Call social service tell them you can’t care for her and she is deluded if she things you will be. I would cut all care completely and tell her either she accepts the help or she will die. Harsh words but you need to stop this now. Babies come first.

Alwaysgothiccups · 13/05/2024 23:07

Tel12 · 13/05/2024 22:56

Would she be eligible for sheltered housing? My friends parents did and they lived abroad, especially as your mum is disabled. Contact the local council. She can get a cleaner, that would be a start. Is she under a neurologist at the hospital, hopefully a MS specialist? If so there will be a MS nurse specialist too. They could speak to your mum and potentially arrange 6 weeks emergency care free. The care may be available if your mum's at risk of getting hospitalised. Which could happen if you can't do it anymore. It's certainly worth a try. The nurse specialist can be a useful ally. MS can affect cognitive ability so that may be playing a part. Have you got power of attorney? You need to discuss with your mum if not. I would talk to your mum frankly pointing out that if she doesn't get the support systems in place she may well end up in a home.

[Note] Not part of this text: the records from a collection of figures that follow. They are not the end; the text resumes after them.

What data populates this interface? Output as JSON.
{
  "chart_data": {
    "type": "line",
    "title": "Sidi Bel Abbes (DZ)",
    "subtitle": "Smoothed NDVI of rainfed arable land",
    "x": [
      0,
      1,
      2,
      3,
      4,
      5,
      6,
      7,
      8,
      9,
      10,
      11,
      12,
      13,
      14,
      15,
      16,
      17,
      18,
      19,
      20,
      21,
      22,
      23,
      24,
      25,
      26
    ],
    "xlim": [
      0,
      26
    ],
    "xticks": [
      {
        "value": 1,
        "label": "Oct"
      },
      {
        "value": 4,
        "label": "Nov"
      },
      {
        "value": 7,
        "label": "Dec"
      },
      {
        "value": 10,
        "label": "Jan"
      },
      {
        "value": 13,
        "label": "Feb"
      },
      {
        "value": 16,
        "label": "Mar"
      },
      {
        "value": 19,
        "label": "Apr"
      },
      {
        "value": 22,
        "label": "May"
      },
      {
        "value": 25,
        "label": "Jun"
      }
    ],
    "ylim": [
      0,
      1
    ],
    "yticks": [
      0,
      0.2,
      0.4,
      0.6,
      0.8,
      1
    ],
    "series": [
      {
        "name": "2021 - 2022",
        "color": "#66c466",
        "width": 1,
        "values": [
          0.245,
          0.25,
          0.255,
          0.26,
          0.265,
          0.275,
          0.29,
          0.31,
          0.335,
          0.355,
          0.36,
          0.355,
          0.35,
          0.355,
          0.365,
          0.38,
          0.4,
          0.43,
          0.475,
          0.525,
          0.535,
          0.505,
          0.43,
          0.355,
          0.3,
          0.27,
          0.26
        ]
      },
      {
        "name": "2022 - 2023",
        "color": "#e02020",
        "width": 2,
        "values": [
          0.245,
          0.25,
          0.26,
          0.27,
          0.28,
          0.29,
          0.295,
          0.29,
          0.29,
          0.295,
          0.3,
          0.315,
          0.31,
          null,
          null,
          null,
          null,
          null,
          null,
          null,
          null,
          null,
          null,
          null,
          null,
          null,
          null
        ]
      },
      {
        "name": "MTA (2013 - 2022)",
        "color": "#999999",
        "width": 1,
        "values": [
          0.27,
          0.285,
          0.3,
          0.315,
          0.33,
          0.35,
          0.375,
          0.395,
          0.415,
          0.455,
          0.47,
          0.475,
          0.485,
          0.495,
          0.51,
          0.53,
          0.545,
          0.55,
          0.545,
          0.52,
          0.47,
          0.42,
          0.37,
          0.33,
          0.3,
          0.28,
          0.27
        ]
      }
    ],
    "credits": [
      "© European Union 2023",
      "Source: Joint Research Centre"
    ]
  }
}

She won't agree to me having POA I have tried to speak to her about that.
I thought of the sheltered housing and rang the council but they couldn't give me clear info. She does own property abroad (I don't want to go into details about this as it would be outing but its for sale but unlikely to actually ever sell) and the council did not know what impact that would have.
However I still think it's a good idea to try and bid on these.. there's a sheltered place near us.. she did seem to consider this idea so it's one I'm going to keep on with.

She has been saying things like she wants to live with me by me selling my house and her selling hers and buying together (which is something I suggested when my dad first died before I became pregnant, but she absolutely trampled on the idea at that time....and since then I have had a baby and changed jobs and there'd be no way I could do that now... even if I wanted to)
She has even been saying she wants to return abroad.
She just doesn't live in reality. It's really sad because due to terrible decisions she's made she's just hemorrhaged money and worsened her own health.. and at this point she's not even acting in her own interests... like she's been so selfish that it's gone full circle and actually damaged her.